On Friday night it emerged Councillor Markham would stand down as a result of the feud.

Speaking to the Chron, Councillor Hill said he regretted the outcome.

He said: “I’m really disappointed Mary has gone it’s not what I wanted or expected.

“I have been working closely with her since I was elected and she has always been very approachable.”

Councillor Markham said she had to stand down because she would not be able to “stand up in front of the public in 12 months’ time” and “explain how we had lost £200,000.”

Hawthorn Leisure has since closed the Barn Owl, though Councillor Markham wanted her cabinet to agree a deal where the Co-op could keep the upstairs room open as a community venue.

It is still not clear why the proposed deal with the Co-op prompted such a backlash from her Conservative colleagues.

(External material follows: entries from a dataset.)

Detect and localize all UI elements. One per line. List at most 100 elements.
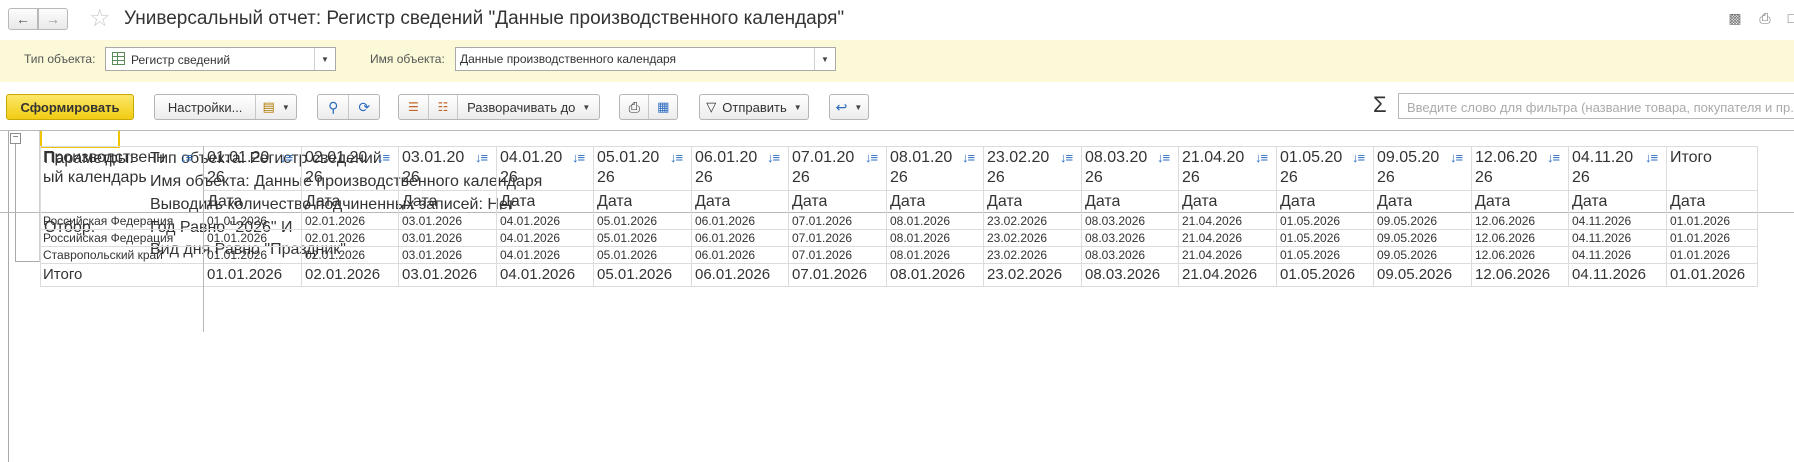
table-cell[interactable]: 23.02.2026 [987, 213, 1047, 229]
column-header[interactable]: 06.01.20 26 [695, 148, 767, 188]
more-icon[interactable]: □ [1784, 10, 1794, 26]
table-cell[interactable]: 01.01.2026 [1670, 247, 1730, 263]
forward-button[interactable]: → [38, 8, 68, 30]
table-cell[interactable]: 03.01.2026 [402, 230, 462, 246]
column-header[interactable]: 12.06.20 26 [1475, 148, 1547, 188]
table-cell[interactable]: 01.01.2026 [207, 230, 267, 246]
search-next-button[interactable]: ⟳ [349, 95, 379, 119]
table-cell[interactable]: 21.04.2026 [1182, 247, 1242, 263]
total-cell[interactable]: 01.01.2026 [1670, 266, 1745, 284]
sort-icon[interactable]: ↓≡ [670, 150, 683, 165]
sort-icon[interactable]: ↓≡ [1060, 150, 1073, 165]
table-cell[interactable]: 08.03.2026 [1085, 213, 1145, 229]
total-cell[interactable]: 08.03.2026 [1085, 266, 1160, 284]
row-label[interactable]: Российская Федерация [43, 230, 173, 246]
table-cell[interactable]: 08.03.2026 [1085, 230, 1145, 246]
table-cell[interactable]: 01.01.2026 [1670, 213, 1730, 229]
table-cell[interactable]: 08.03.2026 [1085, 247, 1145, 263]
column-header[interactable]: 04.01.20 26 [500, 148, 572, 188]
table-cell[interactable]: 01.01.2026 [1670, 230, 1730, 246]
table-cell[interactable]: 04.11.2026 [1572, 213, 1631, 229]
table-cell[interactable]: 08.01.2026 [890, 230, 950, 246]
table-cell[interactable]: 04.01.2026 [500, 230, 560, 246]
table-cell[interactable]: 05.01.2026 [597, 247, 657, 263]
sort-icon[interactable]: ↓≡ [475, 150, 488, 165]
sort-icon[interactable]: ↓≡ [1645, 150, 1658, 165]
table-cell[interactable]: 01.01.2026 [207, 247, 267, 263]
chevron-down-icon[interactable]: ▼ [314, 48, 335, 70]
table-cell[interactable]: 04.11.2026 [1572, 247, 1631, 263]
table-cell[interactable]: 12.06.2026 [1475, 247, 1535, 263]
generate-button[interactable]: Сформировать [6, 94, 134, 120]
column-header[interactable]: 09.05.20 26 [1377, 148, 1449, 188]
table-cell[interactable]: 05.01.2026 [597, 230, 657, 246]
table-cell[interactable]: 03.01.2026 [402, 247, 462, 263]
total-cell[interactable]: 01.01.2026 [207, 266, 282, 284]
column-header[interactable]: 01.05.20 26 [1280, 148, 1352, 188]
total-cell[interactable]: 05.01.2026 [597, 266, 672, 284]
table-cell[interactable]: 02.01.2026 [305, 247, 365, 263]
collapse-group-icon[interactable]: − [10, 133, 21, 144]
expand-all-button[interactable]: ☰ [399, 95, 429, 119]
total-cell[interactable]: 09.05.2026 [1377, 266, 1452, 284]
table-cell[interactable]: 07.01.2026 [792, 247, 852, 263]
send-button[interactable]: ▽ Отправить ▼ [699, 94, 809, 120]
table-cell[interactable]: 04.01.2026 [500, 247, 560, 263]
preview-button[interactable]: ▦ [649, 95, 677, 119]
print-icon[interactable]: ⎙ [1757, 10, 1773, 26]
settings-button[interactable]: Настройки... [155, 95, 257, 119]
column-header[interactable]: 05.01.20 26 [597, 148, 669, 188]
column-header[interactable]: 08.01.20 26 [890, 148, 962, 188]
chevron-down-icon[interactable]: ▼ [814, 48, 835, 70]
variant-button[interactable]: ▤ ▼ [256, 95, 296, 119]
more-actions-button[interactable]: ↩ ▼ [829, 94, 869, 120]
total-cell[interactable]: 06.01.2026 [695, 266, 770, 284]
column-header[interactable]: 01.01.20 26 [207, 148, 279, 188]
sum-icon[interactable]: Σ [1373, 92, 1387, 118]
table-cell[interactable]: 04.01.2026 [500, 213, 560, 229]
table-cell[interactable]: 09.05.2026 [1377, 213, 1437, 229]
row-label[interactable]: Ставропольский край [43, 247, 163, 263]
total-cell[interactable]: 04.11.2026 [1572, 266, 1646, 284]
total-cell[interactable]: 07.01.2026 [792, 266, 867, 284]
filter-field[interactable] [1398, 93, 1794, 119]
collapse-all-button[interactable]: ☷ [429, 95, 459, 119]
sort-icon[interactable]: ↓≡ [377, 150, 390, 165]
save-icon[interactable]: ▩ [1727, 10, 1743, 26]
table-cell[interactable]: 01.05.2026 [1280, 230, 1340, 246]
table-cell[interactable]: 09.05.2026 [1377, 230, 1437, 246]
total-cell[interactable]: 21.04.2026 [1182, 266, 1257, 284]
expand-to-button[interactable]: Разворачивать до ▼ [458, 95, 599, 119]
table-cell[interactable]: 01.05.2026 [1280, 247, 1340, 263]
total-cell[interactable]: 02.01.2026 [305, 266, 380, 284]
table-cell[interactable]: 04.11.2026 [1572, 230, 1631, 246]
filter-input[interactable] [1405, 95, 1794, 119]
table-cell[interactable]: 05.01.2026 [597, 213, 657, 229]
table-cell[interactable]: 09.05.2026 [1377, 247, 1437, 263]
table-cell[interactable]: 03.01.2026 [402, 213, 462, 229]
total-cell[interactable]: 01.05.2026 [1280, 266, 1355, 284]
table-cell[interactable]: 21.04.2026 [1182, 213, 1242, 229]
sort-icon[interactable]: ↓≡ [962, 150, 975, 165]
sort-icon[interactable]: ↓≡ [1450, 150, 1463, 165]
search-button[interactable]: ⚲ [318, 95, 350, 119]
table-cell[interactable]: 06.01.2026 [695, 213, 755, 229]
table-cell[interactable]: 23.02.2026 [987, 230, 1047, 246]
table-cell[interactable]: 07.01.2026 [792, 230, 852, 246]
table-cell[interactable]: 02.01.2026 [305, 230, 365, 246]
column-header[interactable]: 08.03.20 26 [1085, 148, 1157, 188]
total-cell[interactable]: 12.06.2026 [1475, 266, 1550, 284]
sort-icon[interactable]: ↓≡ [1547, 150, 1560, 165]
table-cell[interactable]: 08.01.2026 [890, 213, 950, 229]
total-cell[interactable]: 08.01.2026 [890, 266, 965, 284]
star-icon[interactable]: ☆ [89, 4, 111, 34]
table-cell[interactable]: 08.01.2026 [890, 247, 950, 263]
table-cell[interactable]: 12.06.2026 [1475, 213, 1535, 229]
print-button[interactable]: ⎙ [620, 95, 650, 119]
column-header[interactable]: 04.11.20 26 [1572, 148, 1644, 188]
column-header[interactable]: 03.01.20 26 [402, 148, 474, 188]
table-cell[interactable]: 07.01.2026 [792, 213, 852, 229]
total-cell[interactable]: 03.01.2026 [402, 266, 477, 284]
table-cell[interactable]: 23.02.2026 [987, 247, 1047, 263]
sort-icon[interactable]: ↓≡ [1352, 150, 1365, 165]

Even Councillor Hill agrees the pub in its current form was too big and not a viable business.

However, he felt he had to back the campaign in his ward because more than 550 people wrote letters of objection to the scheme and maintains his main issue with the plans was the lack of consultation carried out by Hawthorn Leisure.

He felt a new store on Olden Road, Rectory Farm, would put paid to a nearby Costcutter which has been in the area for 25 years.

“They just weren’t entertaining the community’s ideas,” he said. “Maybe that situation is going to be different now.”

A decision on who will take over as leader of Northampton Borough Council will be taken in the coming days.

The authority is currently in the hands of deputy leader, Councillor Jonanthan Nunn, (Con, Nene Valley) who will chair the cabinet meeting on Wednesday.